According to the statement of facts filed with his plea agreement, Arney admitted that he performed favors for insiders at the Bank of the Commonwealth in exchange for preferential lending treatment and assisted insiders in concealing the extent of the Bank’s true financial condition by purchasing bank-owned property.

For example, Arney admitted in court that in June 2008 he purchased a condominium owned by the bank’s chief executive officer, Edward J. Woodard, and that Woodard and commercial loan officer Stephen G. Fields caused the bank to fully fund a $433,000 loan for the purchase of the property. Arney falsely represented that he intended to use the condominium located on Boush Street as a second home. In fact, Arney admitted that he purchased the condominium as a favor to Woodard and in return for preferential treatment on his loans at the bank. In his statement of facts, Arney stated that Woodard made a $52,877.45 profit on the sale of this property. Arney never made a single principal payment on the loan.

According to court records, in November 2008, the Bank of the Commonwealth sent to the Federal Reserve an application requesting approximately $28 million from the Troubled Asset Relief Program (TARP). Based on its regulator’s concerns about the health of the bank, the Federal Reserve later requested that the bank withdraw its TARP application, which the bank did.
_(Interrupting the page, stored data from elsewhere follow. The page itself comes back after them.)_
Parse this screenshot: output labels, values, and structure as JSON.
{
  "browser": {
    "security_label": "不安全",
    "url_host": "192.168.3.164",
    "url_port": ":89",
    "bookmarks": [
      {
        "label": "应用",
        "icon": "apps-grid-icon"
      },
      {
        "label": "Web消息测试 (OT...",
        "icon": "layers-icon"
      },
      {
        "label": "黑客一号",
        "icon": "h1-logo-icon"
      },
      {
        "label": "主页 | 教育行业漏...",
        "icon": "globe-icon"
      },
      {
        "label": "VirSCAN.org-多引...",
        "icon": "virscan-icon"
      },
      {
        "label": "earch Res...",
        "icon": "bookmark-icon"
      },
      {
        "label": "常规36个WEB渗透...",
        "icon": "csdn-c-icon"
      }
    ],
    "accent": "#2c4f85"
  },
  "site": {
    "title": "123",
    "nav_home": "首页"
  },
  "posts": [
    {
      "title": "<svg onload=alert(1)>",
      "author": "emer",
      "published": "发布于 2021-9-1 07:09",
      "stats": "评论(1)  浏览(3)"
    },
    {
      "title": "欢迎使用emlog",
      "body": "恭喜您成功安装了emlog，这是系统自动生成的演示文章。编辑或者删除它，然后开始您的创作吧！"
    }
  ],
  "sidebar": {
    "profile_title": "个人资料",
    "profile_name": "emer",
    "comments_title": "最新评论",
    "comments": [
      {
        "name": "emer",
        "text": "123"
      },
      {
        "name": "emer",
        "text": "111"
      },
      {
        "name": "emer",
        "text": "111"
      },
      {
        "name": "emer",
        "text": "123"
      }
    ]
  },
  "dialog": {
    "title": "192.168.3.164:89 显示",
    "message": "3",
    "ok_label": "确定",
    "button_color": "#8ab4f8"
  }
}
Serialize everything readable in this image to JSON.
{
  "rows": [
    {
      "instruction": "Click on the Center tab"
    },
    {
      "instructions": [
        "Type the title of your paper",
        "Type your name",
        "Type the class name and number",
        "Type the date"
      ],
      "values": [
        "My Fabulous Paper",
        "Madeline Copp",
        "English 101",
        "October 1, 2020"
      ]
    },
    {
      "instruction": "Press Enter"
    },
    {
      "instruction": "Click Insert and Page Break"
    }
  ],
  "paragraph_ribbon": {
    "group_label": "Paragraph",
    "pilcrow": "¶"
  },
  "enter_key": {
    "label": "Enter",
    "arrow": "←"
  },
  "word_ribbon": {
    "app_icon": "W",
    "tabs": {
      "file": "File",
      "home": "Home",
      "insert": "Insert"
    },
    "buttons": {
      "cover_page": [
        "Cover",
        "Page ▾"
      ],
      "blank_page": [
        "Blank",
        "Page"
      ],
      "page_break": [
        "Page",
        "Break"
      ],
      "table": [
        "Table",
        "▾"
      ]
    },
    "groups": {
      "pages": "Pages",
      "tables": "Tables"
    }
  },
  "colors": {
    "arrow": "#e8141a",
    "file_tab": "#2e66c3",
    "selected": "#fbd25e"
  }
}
From 2008 up to its closing in 2011, the bank lost nearly $115 million. Court records allege that the bank’s failure will cost the federal government through the deposit insurance fund in excess of $260 million.

This ongoing investigation is being conducted by the FBI’s Norfolk Field Office, IRS-CI, SIGTARP, and the FDIC-OIG. Assistant United States Attorneys Katherine Lee Martin, Melissa E. O’Boyle and Uzo E. Asonye are prosecuting the case on behalf of the United States.

The investigation has been coordinated by the Virginia Financial and Securities Fraud Task Force, an unprecedented partnership between criminal investigators and civil regulators to investigate and prosecute complex financial fraud cases in the nation and in Virginia. The task force is an investigative arm of the President’s Financial Fraud Enforcement Task Force, an interagency national task force.

President Obama established the Financial Fraud Enforcement Task Force to wage an aggressive, coordinated, and proactive effort to investigate and prosecute financial crimes. The task force includes representatives from a broad range of federal agencies, regulatory authorities, inspectors general, and state and local law enforcement who, working together, bring to bear a powerful array of criminal and civil enforcement resources. The task force is working to improve efforts across the federal executive branch and, with state and local partners, to investigate and prosecute significant financial crimes, ensure just and effective punishment for those who perpetrate financial crimes, combat discrimination in the lending and financial markets, and recover proceeds for victims of financial crimes.